IT'S MORE than a bit ironic that the first little ethics explosion of the 2010 gubernatorial campaign should be over campaign donations that Attorney General Henry McMaster accepted from lawyers he approved to file a multimillion-dollar lawsuit on behalf of the state.
Mr. McMaster, who watched both of his predecessors get into hot water for accepting donations from lawyers they picked to represent the state, had gone to great lengths to try to insulate himself from such problems.
Shortly after taking office in 2003, he started getting calls from attorneys who wanted to chat about bringing what are essentially class-action lawsuits on behalf of the state. This type of arrangement is not uncommon, because both sides stand to benefit if the suit is successful:
Some suits can only be brought in the name of the state, and even when there is no such restriction, suing on behalf of the state rather than trying as an individual attorney to hold together a class-action suit can streamline and speed up the process, and add an unquantifiable heft to the case.
For their part, attorneys general usually don't have the staff or expertise to bring complex civil suits themselves, much less front the expenses that can mount up for years before a settlement or verdict, and so approving "outside counsel" can serve the public interest - as when the state is able to recover millions of dollars that drug companies overcharged Medicaid. (The practice also can lead to attorneys general turning themselves into super-legislatures, using the courts to try to change policy in a way that the people elected to do that sort of thing won't.)
Mr. McMaster put off the attorneys while he examined how other states handled these arrangements, paying particular attention to the pitfalls encountered by Charlie Condon. Mr. McMaster's immediate predecessor had allowed a handful of his political supporters to bring suit against the tobacco companies but set no limits on their potential compensation (they ended up with $82.5 million), even though the heavy lifting on the case already had been done by lawyers who brought successful suits in other states. It took Mr. McMaster 20 months to come up with the first draft of what he calls a model agreement, which severely limits the potential reward for the outside attorneys and puts the attorney general clearly in charge.
The model agreement replaces the industry-standard 25 percent (minimum) contingency fee for winning attorneys with a scale that maxes out at 23 percent and slides down to less than 4 percent on the largest settlements; spells out precisely what expenses attorneys can claim out of any award (for example, airfare is reimbursed based on coach, meals are not reimbursable, and attorneys can't get repaid for overnighting packages without "a justifiable basis"); and requires the attorneys to pay 10 percent of any fee they receive to cover the attorney general's cost for overseeing the case. If the lawyers are fired for cause, they don't even get reimbursed for out-of-pocket expenses.

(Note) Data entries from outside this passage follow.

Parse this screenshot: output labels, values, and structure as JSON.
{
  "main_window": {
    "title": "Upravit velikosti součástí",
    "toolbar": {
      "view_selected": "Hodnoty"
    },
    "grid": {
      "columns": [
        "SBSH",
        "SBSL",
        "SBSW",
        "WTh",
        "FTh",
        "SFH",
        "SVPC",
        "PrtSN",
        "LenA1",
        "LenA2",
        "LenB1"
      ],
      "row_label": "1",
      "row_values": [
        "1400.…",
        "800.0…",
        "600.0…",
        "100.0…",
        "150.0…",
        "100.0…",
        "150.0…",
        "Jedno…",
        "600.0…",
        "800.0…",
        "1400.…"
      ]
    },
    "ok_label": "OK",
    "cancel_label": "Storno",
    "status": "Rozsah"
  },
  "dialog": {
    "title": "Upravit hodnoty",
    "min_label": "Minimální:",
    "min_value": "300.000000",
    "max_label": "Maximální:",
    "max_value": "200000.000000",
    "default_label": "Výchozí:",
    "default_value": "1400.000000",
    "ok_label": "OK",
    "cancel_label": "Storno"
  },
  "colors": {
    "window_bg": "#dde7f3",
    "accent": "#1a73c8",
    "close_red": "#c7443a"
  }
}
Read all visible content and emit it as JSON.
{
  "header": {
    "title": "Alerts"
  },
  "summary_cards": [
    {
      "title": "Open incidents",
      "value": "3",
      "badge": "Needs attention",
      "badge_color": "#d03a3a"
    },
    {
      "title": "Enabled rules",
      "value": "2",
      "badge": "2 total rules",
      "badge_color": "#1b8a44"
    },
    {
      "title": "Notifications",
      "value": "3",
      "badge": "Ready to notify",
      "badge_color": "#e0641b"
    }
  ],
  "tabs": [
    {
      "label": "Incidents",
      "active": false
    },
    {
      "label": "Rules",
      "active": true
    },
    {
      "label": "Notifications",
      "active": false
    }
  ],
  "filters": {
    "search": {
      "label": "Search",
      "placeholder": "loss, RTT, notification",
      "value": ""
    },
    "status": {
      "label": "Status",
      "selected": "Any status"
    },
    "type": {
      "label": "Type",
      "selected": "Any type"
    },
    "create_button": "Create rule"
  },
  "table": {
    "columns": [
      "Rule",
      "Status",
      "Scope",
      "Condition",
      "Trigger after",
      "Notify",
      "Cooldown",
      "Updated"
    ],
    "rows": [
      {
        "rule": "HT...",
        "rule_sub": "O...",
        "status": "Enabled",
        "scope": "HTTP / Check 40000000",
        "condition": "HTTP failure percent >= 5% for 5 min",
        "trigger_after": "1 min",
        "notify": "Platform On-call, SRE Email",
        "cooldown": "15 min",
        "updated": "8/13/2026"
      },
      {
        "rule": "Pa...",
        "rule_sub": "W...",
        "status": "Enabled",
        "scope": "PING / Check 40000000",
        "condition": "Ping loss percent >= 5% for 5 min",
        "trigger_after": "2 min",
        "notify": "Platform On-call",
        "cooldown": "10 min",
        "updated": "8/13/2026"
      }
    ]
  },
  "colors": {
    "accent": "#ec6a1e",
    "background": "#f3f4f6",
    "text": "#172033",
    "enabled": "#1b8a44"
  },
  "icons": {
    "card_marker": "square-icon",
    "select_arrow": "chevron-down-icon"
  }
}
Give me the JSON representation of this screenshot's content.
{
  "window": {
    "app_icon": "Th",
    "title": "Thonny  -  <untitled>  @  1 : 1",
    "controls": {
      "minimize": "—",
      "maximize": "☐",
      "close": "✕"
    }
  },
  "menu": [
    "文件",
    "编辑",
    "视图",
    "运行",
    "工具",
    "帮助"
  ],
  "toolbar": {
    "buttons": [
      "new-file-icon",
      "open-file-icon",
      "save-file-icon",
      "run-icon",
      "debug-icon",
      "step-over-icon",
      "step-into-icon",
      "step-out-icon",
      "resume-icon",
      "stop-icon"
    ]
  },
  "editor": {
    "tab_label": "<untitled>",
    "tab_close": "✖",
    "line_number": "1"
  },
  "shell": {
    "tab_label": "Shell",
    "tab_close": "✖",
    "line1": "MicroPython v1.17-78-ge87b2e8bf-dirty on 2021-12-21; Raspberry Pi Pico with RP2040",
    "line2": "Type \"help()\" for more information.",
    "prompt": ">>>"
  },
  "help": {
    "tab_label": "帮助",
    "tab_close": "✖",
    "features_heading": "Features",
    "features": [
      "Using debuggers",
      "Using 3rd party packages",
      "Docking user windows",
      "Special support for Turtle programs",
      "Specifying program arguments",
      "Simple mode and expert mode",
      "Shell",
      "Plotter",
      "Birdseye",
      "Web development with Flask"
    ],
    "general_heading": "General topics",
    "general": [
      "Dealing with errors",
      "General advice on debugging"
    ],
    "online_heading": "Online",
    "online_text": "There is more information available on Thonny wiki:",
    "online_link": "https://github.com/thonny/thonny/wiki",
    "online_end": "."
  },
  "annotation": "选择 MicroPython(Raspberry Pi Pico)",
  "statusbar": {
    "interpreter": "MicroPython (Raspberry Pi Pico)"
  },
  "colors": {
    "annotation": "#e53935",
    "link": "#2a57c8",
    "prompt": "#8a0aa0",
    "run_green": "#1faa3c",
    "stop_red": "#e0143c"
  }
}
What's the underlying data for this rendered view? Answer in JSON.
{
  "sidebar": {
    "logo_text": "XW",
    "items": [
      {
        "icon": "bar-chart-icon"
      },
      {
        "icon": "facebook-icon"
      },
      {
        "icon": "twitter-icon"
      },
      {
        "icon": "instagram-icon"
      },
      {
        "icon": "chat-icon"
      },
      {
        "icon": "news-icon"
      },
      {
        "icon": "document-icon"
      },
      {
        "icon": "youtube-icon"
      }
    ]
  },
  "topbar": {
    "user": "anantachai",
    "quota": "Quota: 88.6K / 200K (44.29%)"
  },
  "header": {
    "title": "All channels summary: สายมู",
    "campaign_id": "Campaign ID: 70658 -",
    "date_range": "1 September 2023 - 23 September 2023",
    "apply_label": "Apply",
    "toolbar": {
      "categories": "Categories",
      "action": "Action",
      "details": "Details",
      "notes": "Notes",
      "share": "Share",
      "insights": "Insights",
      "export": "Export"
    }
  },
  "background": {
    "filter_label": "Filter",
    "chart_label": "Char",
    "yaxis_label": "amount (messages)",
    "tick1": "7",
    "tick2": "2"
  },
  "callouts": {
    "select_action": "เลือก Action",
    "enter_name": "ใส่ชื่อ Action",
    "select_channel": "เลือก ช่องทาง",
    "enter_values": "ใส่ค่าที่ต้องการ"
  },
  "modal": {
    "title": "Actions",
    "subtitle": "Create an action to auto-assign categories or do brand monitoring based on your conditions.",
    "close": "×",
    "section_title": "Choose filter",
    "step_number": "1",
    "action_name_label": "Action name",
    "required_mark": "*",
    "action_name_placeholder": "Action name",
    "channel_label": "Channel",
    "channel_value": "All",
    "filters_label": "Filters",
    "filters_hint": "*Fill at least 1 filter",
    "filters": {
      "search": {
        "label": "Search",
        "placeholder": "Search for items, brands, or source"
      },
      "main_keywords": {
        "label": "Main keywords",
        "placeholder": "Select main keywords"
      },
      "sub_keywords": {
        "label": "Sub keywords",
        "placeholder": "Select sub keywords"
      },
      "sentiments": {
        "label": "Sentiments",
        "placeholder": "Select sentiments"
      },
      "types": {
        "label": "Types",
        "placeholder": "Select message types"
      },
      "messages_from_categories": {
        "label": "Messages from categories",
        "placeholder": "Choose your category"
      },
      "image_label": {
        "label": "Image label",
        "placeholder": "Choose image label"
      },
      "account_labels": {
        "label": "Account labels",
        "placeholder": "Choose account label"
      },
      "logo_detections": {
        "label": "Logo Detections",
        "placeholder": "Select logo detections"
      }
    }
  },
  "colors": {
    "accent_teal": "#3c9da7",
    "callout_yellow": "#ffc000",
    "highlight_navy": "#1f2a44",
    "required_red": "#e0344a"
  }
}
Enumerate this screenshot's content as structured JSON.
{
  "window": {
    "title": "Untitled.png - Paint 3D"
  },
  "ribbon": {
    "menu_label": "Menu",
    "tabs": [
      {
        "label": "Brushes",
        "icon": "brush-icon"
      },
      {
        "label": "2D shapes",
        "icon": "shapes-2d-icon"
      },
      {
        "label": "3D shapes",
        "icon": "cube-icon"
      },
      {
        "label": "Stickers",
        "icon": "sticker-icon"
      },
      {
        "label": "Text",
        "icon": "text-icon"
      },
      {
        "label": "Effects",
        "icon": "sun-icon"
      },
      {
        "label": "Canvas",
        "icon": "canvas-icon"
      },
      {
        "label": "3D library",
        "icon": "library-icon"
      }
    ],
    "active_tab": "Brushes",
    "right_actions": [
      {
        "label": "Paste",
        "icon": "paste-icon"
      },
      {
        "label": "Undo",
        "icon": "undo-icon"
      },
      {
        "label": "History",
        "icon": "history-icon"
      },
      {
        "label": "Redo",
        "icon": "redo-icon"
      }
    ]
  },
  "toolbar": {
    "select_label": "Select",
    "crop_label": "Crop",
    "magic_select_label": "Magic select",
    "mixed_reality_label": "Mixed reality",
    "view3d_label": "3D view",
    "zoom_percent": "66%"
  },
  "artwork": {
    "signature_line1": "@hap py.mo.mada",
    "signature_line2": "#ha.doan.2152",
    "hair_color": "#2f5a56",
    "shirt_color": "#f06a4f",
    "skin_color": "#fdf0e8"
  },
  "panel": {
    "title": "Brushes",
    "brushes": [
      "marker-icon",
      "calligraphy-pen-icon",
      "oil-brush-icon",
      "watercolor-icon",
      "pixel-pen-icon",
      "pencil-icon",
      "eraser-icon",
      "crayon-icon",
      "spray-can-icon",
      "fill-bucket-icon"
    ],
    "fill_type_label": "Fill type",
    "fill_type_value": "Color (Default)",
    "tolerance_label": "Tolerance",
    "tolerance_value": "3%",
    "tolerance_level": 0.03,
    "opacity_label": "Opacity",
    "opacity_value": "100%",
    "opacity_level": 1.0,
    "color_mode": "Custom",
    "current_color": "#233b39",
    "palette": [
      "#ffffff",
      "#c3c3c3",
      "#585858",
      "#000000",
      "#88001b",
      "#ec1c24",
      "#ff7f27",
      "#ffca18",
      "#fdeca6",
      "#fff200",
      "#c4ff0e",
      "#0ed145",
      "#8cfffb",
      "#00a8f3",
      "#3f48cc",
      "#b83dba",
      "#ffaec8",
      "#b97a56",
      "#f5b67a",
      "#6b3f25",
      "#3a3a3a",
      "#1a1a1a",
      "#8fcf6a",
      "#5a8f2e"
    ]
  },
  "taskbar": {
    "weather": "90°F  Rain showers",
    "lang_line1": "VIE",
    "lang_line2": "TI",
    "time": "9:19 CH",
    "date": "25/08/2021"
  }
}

It was another 22 months before Mr. McMaster signed the first agreement letting loose the lawyers. It authorized a half-dozen attorneys to bring suit against five drug companies for defrauding taxpayers of more than $40 million in prescription drug overcharges though Medicaid and the State Health Plan. Shortly afterwards, he authorized suits against other pharmaceutical companies, including the Eli Lilly case that created the first firestorm of the gubernatorial campaign. (A side note: It was not another campaign that dug up the "controversy," but rather the Lilly attorneys, who cited it in what clearly was a desperate attempt to set back the state's case.)
At the time he signed that first agreement, Mr. McMaster told me he had tried to be careful to anticipate any possible objections, because "the fuel this office runs on is public confidence."
And there's your irony: It took Mr. McMaster more than a week after questions were first raised in the political arena before he stopped focusing on the legality of the donations and realized how politically damaging they could become. I suspect all the work he did trying to avoid this sort of thing contributed to his tin ear.
Finally, the attorney general relented to pressure and gave back not just the donations cited in the lawsuit but a total of more than $32,000 he received (mostly before he even made the appointments) from five attorneys he had authorized to work on this and other cases for the state. He explained - correctly - that he had to be concerned not only with legalities but also with the appearance of impropriety. It was an overdue gesture, but one that others might take note of, particularly those who almost certainly did violate the ethics law.